It is Joseph Attah, Deputy Comptroller of Customs (DC), who has been going around several places in Nigeria, and who has also explained the benefits of the recently approved customs modernization project, telling journalists that there is nothing to fear about the latest project.
In an interview with newsmen, he clarifies his role as the deputy comptroller of customs and the national relations officer of the organization. He is solely responsible for sensitizing stakeholders and others about the latest occurrences in the customs and makes plans for new implementations.
Attah clarifies that e-customs is part of the ongoing modernization of the service in Nigeria, calling it an end to the automation of custom processes and procedures. According to him, the World Customs Organization (WCO) encourages every member state to seek collaboration and emerging technology in modernizing their operations.
Of course, the Nigerian customs service has always been on the lookout for new ways of using technology to benefit Nigerians, while engaging partners and stakeholders. Having presented it to members of the public, it is a positive move to make e-customs the approved means of ensuring global best practices.

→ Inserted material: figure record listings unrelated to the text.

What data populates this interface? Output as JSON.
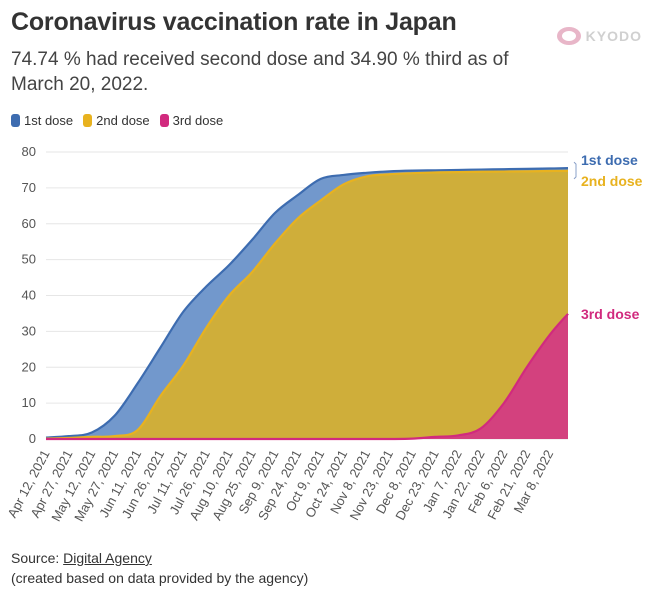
{
  "header": {
    "title": "Coronavirus vaccination rate in Japan",
    "subtitle": "74.74 % had received second dose and 34.90 % third as of March 20, 2022.",
    "logo_text": "KYODO"
  },
  "legend": [
    {
      "label": "1st dose",
      "color": "#3d6cb0"
    },
    {
      "label": "2nd dose",
      "color": "#e8b21f"
    },
    {
      "label": "3rd dose",
      "color": "#d12a7e"
    }
  ],
  "footer": {
    "source_prefix": "Source: ",
    "source_link": "Digital Agency",
    "note": "(created based on data provided by the agency)"
  },
  "colors": {
    "dose1_line": "#3d6cb0",
    "dose1_fill": "#7298cc",
    "dose2_line": "#e8b21f",
    "dose2_fill": "#cfae3a",
    "dose3_line": "#d12a7e",
    "dose3_fill": "#d3417e",
    "grid": "#e6e6e6"
  },
  "chart_data": {
    "type": "area",
    "title": "Coronavirus vaccination rate in Japan",
    "xlabel": "",
    "ylabel": "",
    "ylim": [
      0,
      80
    ],
    "xlim": [
      "2021-04-12",
      "2022-03-20"
    ],
    "yticks": [
      0,
      10,
      20,
      30,
      40,
      50,
      60,
      70,
      80
    ],
    "xticks": [
      "Apr 12, 2021",
      "Apr 27, 2021",
      "May 12, 2021",
      "May 27, 2021",
      "Jun 11, 2021",
      "Jun 26, 2021",
      "Jul 11, 2021",
      "Jul 26, 2021",
      "Aug 10, 2021",
      "Aug 25, 2021",
      "Sep 9, 2021",
      "Sep 24, 2021",
      "Oct 9, 2021",
      "Oct 24, 2021",
      "Nov 8, 2021",
      "Nov 23, 2021",
      "Dec 8, 2021",
      "Dec 23, 2021",
      "Jan 7, 2022",
      "Jan 22, 2022",
      "Feb 6, 2022",
      "Feb 21, 2022",
      "Mar 8, 2022"
    ],
    "grid": true,
    "x_days": [
      0,
      15,
      30,
      45,
      60,
      75,
      90,
      105,
      120,
      135,
      150,
      165,
      180,
      195,
      210,
      225,
      240,
      255,
      270,
      285,
      300,
      315,
      330,
      342
    ],
    "series": [
      {
        "name": "1st dose",
        "end_label": "1st dose",
        "values": [
          0.4,
          0.8,
          1.8,
          6.5,
          15.5,
          25.5,
          35.5,
          42.5,
          48.5,
          55.5,
          63.0,
          68.0,
          72.5,
          73.6,
          74.2,
          74.6,
          74.8,
          74.9,
          75.0,
          75.1,
          75.2,
          75.3,
          75.4,
          75.5
        ]
      },
      {
        "name": "2nd dose",
        "end_label": "2nd dose",
        "values": [
          0.1,
          0.3,
          0.6,
          0.8,
          2.5,
          12.0,
          20.5,
          31.0,
          40.0,
          46.5,
          54.5,
          61.5,
          66.5,
          71.0,
          73.2,
          73.8,
          74.1,
          74.3,
          74.4,
          74.5,
          74.55,
          74.6,
          74.7,
          74.74
        ]
      },
      {
        "name": "3rd dose",
        "end_label": "3rd dose",
        "values": [
          0,
          0,
          0,
          0,
          0,
          0,
          0,
          0,
          0,
          0,
          0,
          0,
          0,
          0,
          0,
          0,
          0.1,
          0.6,
          1.0,
          3.0,
          10.0,
          20.0,
          29.0,
          34.9
        ]
      }
    ]
  }
}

The new project will run for 20 years and be powered by the Public-Private Partnership (PPP) program. The funding for this project will run into billions of dollars. The consortium of firms will gradually recoup their investments as time goes by.
e-customs service for Nigerian customs will include installation of non-intrusive equipment such as scanners on all entry points, e-Ports, e-logistic monitoring, cargo tracking, which also suggests that customs service will gradually migrate from manual services to electronic.
Agents will still operate normally the way they operate, said Attah, but the entire process will go through automation. Many of the things that cause frictions, such as physical intervention, delays, complaints, and other vices will be greatly reduced.